The court rendered judgment based upon article 1279 of the Civil Code
granting plaintiff's prayer and ordering the defendants to execute a deed of
donation in favor of the plaintiff, adequate in form and substance to transfer to the
latter the legal title to the part of the donated lands assigned to her in the original
donation.
We are of the opinion that article 1279 of the Civil Code, relating to
contracts, is not applicable to the present case.

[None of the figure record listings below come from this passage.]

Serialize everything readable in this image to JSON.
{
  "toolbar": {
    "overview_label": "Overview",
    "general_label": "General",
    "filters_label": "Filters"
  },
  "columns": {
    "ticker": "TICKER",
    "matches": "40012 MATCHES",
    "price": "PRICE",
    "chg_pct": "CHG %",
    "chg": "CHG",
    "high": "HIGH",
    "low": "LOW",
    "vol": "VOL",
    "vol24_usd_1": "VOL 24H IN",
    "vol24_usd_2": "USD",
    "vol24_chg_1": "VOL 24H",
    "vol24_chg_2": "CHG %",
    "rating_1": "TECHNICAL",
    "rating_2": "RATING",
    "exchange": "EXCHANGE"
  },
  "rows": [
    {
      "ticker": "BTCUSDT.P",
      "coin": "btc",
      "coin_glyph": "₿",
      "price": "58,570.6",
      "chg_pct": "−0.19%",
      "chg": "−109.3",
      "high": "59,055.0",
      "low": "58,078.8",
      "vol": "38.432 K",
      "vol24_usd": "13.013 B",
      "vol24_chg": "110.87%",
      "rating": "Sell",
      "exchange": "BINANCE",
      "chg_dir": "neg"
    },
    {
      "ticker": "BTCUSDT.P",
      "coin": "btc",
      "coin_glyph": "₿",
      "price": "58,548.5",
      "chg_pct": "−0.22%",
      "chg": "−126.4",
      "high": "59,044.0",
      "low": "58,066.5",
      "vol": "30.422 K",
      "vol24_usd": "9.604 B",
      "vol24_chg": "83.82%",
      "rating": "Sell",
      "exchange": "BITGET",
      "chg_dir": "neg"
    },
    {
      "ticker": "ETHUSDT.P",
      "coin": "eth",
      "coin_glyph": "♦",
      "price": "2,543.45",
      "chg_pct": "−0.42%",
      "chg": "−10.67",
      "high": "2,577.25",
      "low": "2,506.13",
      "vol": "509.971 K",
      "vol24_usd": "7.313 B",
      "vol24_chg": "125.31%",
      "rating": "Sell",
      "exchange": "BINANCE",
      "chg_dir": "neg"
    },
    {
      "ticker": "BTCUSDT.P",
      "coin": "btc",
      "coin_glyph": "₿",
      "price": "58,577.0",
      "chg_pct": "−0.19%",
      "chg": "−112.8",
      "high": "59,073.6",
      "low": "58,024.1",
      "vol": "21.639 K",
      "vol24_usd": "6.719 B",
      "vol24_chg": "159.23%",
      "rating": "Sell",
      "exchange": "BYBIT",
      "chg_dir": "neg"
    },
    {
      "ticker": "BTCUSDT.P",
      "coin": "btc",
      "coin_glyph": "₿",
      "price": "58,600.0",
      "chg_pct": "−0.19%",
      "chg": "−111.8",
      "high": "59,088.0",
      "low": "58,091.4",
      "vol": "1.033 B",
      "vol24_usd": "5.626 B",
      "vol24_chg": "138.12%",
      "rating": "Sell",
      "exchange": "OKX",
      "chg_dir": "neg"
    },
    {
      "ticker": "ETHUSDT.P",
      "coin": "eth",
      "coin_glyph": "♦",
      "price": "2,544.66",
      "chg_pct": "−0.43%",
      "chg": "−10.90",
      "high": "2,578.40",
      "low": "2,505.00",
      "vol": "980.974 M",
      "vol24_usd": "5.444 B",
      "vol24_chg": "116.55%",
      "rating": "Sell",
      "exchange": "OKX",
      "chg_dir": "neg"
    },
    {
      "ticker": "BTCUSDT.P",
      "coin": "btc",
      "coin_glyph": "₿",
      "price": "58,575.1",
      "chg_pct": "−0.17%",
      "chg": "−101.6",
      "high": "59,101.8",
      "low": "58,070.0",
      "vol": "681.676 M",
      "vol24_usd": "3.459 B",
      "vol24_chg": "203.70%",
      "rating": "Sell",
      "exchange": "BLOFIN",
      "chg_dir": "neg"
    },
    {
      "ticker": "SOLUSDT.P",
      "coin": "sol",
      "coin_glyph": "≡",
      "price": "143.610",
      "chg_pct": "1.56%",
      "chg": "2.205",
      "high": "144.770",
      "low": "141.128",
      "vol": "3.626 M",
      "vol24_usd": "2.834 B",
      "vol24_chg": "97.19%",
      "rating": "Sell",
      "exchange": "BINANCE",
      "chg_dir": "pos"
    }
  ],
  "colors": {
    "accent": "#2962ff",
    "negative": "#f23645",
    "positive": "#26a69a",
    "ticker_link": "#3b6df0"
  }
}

We have, therefore, a donation propter nuptias which is not valid and did
not create any right, since it was not made in a public instrument, and hence, article
1279 of the Civil Code which the lower court applied is not applicable thereto. The
last named article provides that, should the law require the execution of an
instrument or any other special form in order to make the obligations of a contract
effective, the contracting parties may compel each other to comply with such
formality from the moment that consent has been given, and the other
requirements for the validity of the contract exist. Suffice it to state that this article
refers to contracts and is inapplicable to the donation in question which must be
governed by the rules on donations. It may further be noted, at first sight, that this
article presupposes the existence of a valid contract and cannot possibly refer to
the form required in order to make it valid, which it already has, but rather to that
required simply to make it effective, and for this reason, it would, at all events, be
inapplicable to the donation in question, wherein the form is required precisely to
make it valid. 1awph!l.net
But the lower court states in its judgment that the present donation is
onerous, and pursuant to article 622 of the Civil Code must be governed by the
rules on contracts. This opinion is not well founded. Donations for valuable
consideration, as may be inferred from article 619 of the Civil Code, are such as
compensate services which constitute debts recoverable from the donor, or which
impose a charge equal to the amount of the donation upon the donee, neither of
which is true of the present donation, which was made only in consideration of
marriage. The lower court insists that, by the fact that this is a donation propter
nuptias, it is based upon the marriage as a consideration, and must be considered
onerous. Neither is this opinion well founded. In donations propter nuptias, the
marriage is really a consideration, but not in the sense of being necessary to give
birth to the obligation. This may be clearly inferred from article 1333, which makes
the fact that the marriage did not take place a cause for the revocation of such
donations, thus taking it for granted that there may be a valid donation propter
nuptias, even without marriage, since that which has not existed cannot be
revoked. And such a valid donation would be forever valid, even if the marriage
never took place, if the proper action for revocation were not instituted, or if it were
instituted after the lapse of the statutory period of prescription. This is, so because
the marriage in a donation propter nuptias is rather a resolutory condition which,
as such, presupposes the existence of the obligation which may be resolved or
revoked, and it is not a condition necessary for the birth of the obligation.
The judgment appealed from is reversed and the defendants are hereby
absolved from the complaint, without special pronouncement of costs. So ordered.